PM Daily Market Commentary - 7/31/2013

davefairtex
By davefairtex on Thu, Aug 1, 2013 - 12:13am

Gold finished the day down $3.70 on heavy volume to 1323.10, while silver was up $0.05 to 19.75, also on heavy volume.  The gold/silver ratio retreated a bit to 66.98.  Gold remains at the 50 day moving average.

Although both gold and silver closed more or less unchanged, this concealed a significant amount of price movement intraday.  Prior to the FOMC minutes report, gold experienced a waterfall selloff similar to what was seen during the bad days of the previous downtrend, finally bottoming at 1305.90.  It appeared that the shorts were firmly in control.  In the first 20 minutes following the release of the minutes at 1400 EST, price first snapped up, then down - setting a new low for this cycle at 1305.30, and then finally settled on an upward move that recaptured all of the ground lost earlier - all at relatively high volume.

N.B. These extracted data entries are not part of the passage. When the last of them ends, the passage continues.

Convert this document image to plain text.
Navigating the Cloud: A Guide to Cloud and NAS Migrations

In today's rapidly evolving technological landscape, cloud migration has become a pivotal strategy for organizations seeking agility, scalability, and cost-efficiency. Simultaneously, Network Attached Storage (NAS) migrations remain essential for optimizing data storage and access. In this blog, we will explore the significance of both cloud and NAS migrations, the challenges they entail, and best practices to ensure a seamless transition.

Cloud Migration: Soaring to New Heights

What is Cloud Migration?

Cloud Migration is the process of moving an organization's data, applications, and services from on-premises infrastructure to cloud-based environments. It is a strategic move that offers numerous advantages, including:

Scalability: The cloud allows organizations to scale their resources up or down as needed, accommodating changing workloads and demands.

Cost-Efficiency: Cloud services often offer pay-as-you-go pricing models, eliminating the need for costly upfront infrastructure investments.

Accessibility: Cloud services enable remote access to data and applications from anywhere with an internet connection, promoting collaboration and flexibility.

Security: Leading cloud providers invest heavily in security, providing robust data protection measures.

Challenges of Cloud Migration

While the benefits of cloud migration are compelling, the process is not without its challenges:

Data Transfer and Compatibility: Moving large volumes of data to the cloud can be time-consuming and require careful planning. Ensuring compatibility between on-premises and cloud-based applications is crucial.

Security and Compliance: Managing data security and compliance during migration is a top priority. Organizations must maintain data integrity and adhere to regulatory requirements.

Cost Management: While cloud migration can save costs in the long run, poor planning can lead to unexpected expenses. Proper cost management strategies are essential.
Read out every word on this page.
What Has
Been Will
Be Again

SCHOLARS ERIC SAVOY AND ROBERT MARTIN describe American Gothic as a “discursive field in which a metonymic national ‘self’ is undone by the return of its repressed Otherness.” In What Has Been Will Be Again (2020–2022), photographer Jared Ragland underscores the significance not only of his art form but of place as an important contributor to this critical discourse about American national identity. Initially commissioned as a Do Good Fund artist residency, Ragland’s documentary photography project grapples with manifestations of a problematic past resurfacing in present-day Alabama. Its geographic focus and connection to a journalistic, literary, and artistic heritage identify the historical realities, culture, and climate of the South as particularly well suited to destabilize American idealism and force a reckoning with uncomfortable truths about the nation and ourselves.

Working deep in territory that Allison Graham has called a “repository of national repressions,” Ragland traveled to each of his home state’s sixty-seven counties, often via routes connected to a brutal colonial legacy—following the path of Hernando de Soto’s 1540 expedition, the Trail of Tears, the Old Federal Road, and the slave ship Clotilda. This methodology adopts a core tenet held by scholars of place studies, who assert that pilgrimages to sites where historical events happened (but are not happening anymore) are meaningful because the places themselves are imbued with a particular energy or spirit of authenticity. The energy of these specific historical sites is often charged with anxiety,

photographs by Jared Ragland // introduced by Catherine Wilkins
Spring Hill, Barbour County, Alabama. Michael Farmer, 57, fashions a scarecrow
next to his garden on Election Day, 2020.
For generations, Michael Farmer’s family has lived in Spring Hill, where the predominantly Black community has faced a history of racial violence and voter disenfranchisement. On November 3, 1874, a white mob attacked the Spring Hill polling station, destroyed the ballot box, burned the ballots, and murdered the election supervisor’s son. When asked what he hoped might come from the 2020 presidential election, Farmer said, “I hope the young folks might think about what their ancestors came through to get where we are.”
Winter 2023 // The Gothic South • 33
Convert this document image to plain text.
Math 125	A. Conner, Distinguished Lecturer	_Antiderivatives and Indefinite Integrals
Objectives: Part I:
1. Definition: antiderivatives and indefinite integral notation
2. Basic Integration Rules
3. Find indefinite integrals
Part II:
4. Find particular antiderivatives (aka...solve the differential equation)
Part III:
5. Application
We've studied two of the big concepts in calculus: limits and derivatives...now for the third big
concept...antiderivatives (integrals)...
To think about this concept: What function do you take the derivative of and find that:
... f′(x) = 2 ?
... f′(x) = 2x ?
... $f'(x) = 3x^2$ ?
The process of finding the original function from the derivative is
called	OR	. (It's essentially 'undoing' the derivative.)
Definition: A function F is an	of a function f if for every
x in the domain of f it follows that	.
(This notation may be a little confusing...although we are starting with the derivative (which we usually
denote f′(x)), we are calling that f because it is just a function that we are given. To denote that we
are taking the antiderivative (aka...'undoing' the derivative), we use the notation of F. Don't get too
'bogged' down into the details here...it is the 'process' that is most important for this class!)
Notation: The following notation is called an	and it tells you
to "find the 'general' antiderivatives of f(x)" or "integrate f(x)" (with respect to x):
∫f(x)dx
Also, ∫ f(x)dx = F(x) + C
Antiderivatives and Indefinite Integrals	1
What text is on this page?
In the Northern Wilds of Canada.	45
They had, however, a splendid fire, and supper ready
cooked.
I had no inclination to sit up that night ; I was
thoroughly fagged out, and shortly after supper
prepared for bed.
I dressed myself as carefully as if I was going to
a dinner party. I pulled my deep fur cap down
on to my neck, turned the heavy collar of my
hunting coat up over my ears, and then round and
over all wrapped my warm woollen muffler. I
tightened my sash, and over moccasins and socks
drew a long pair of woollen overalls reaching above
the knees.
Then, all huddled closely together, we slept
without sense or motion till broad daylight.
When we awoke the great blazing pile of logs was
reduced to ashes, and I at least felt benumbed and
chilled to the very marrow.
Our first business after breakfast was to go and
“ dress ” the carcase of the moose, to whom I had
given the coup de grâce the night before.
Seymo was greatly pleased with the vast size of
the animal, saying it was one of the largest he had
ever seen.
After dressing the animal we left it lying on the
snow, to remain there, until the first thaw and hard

Gold mining ETF GDX confirms this by exhibiting much the same behavior, closing off slightly at -0.26%.

Fed Minutes: http://www.federalreserve.gov/newsevents/press/monetary/20130731a.htm

If you can detect anything new in that statement from our current understanding - "tapering will happen, if the economy recovers and the jobless rate drops" - then you're better at parsing language than I am.

That said, there's a saying in the trader's world - the news itself doesn't matter, its the market's reaction to the news that counts.  For instance, if prices go up after the release of some "bad news" it likely means the market already knew about the bad news, and it wasn't as bad as the market had expected.  In some sense, some really bad news was already baked into the cake, and so the release of merely moderately bad news was a relief.

So through that lens, how do we interpret today's FOMC minutes release?  Yep, nothing new.  After a whole lot of heavy volume and a new cycle low at 1306, we're largely back where we started from, more or less in the middle of our trading range which we could say is 1305-1350.  I do come off the day with a slightly negative bias, however.  Just my feeling.  One positive bit was that silver appeared to do better than gold.

It was interesting to me that the shorts made a serious appearance prior to the meeting notes release.  I counted 5 high volume spikes down from 0800 - 1100 EST, which I tend to interpret as a large player dumping futures contracts onto the market in an attempt to move prices down.  I.e. what I might call tactical intraday manipulation.  At one point GDX was off -3.5% as a result of gold's move down.  Likewise, any traders that were long prior to today may well have been stopped out prior to the release of the minutes.  In some sense, this had the effect of "clearing out" leveraged longs.

Lest we imagine the longs are being singled out, I also noticed a large spike up in asia trading, also high volume, at about 1040 JST all the way up to 1339, which likely had the effect of "clearing out" any shorts also.

So to summarize: if you were long, or short gold futures going into today, you likely were stopped out.

Normally I use stockcharts.com to show trading activity, but today I'll show today's gold intraday moves using my trading app, from thinkorswim.  The colors are a bit different, mainly because I was too lazy to change the defaults.  I've circled the high volume spikes, which are the ones that likely ended up with either longs or shorts getting stopped out.  Sharp-eyed people will notice that the time axis is a bit funny - that's because my app is set for timezone ICT, which is 11 hours off from NY.  So I see FOMC notes at 0100 ICT, or 1400 EST, and yesterday's move up in Japan trading registers at 840 ICT.

So this apparent stop-clearing exercise is the reason I say that big players play games with the futures market in order to make money.  Certainly, at the end of the day, a lot of people probably were chased out of their positions, and things ended up unchanged.  Of course, had the market broken 1305 on the downside, or 1350 on the upside, it would have been wise to be out of the market so those people who had stops were not stupid for doing so.  But its my opinion that the big guys know exactly where those stops are set, and they use this information ... to make money, especially on days when they know traders are nervous going into a possibly market-moving event like FOMC.

My theory: the gold futures market is a snakepit expressly constructed for stripping money from the participants and dropping it into the pockets of the big players.  Without serious position limits, this sort of activity will continue until the sun cools, or humanity runs out of people that want to try and pick the pockets of the big boys.

And yet, from an overall trend perspective, even the big boys can't fight the marketplace.  So they administer their market beatings, but within the trend, and/or intraday.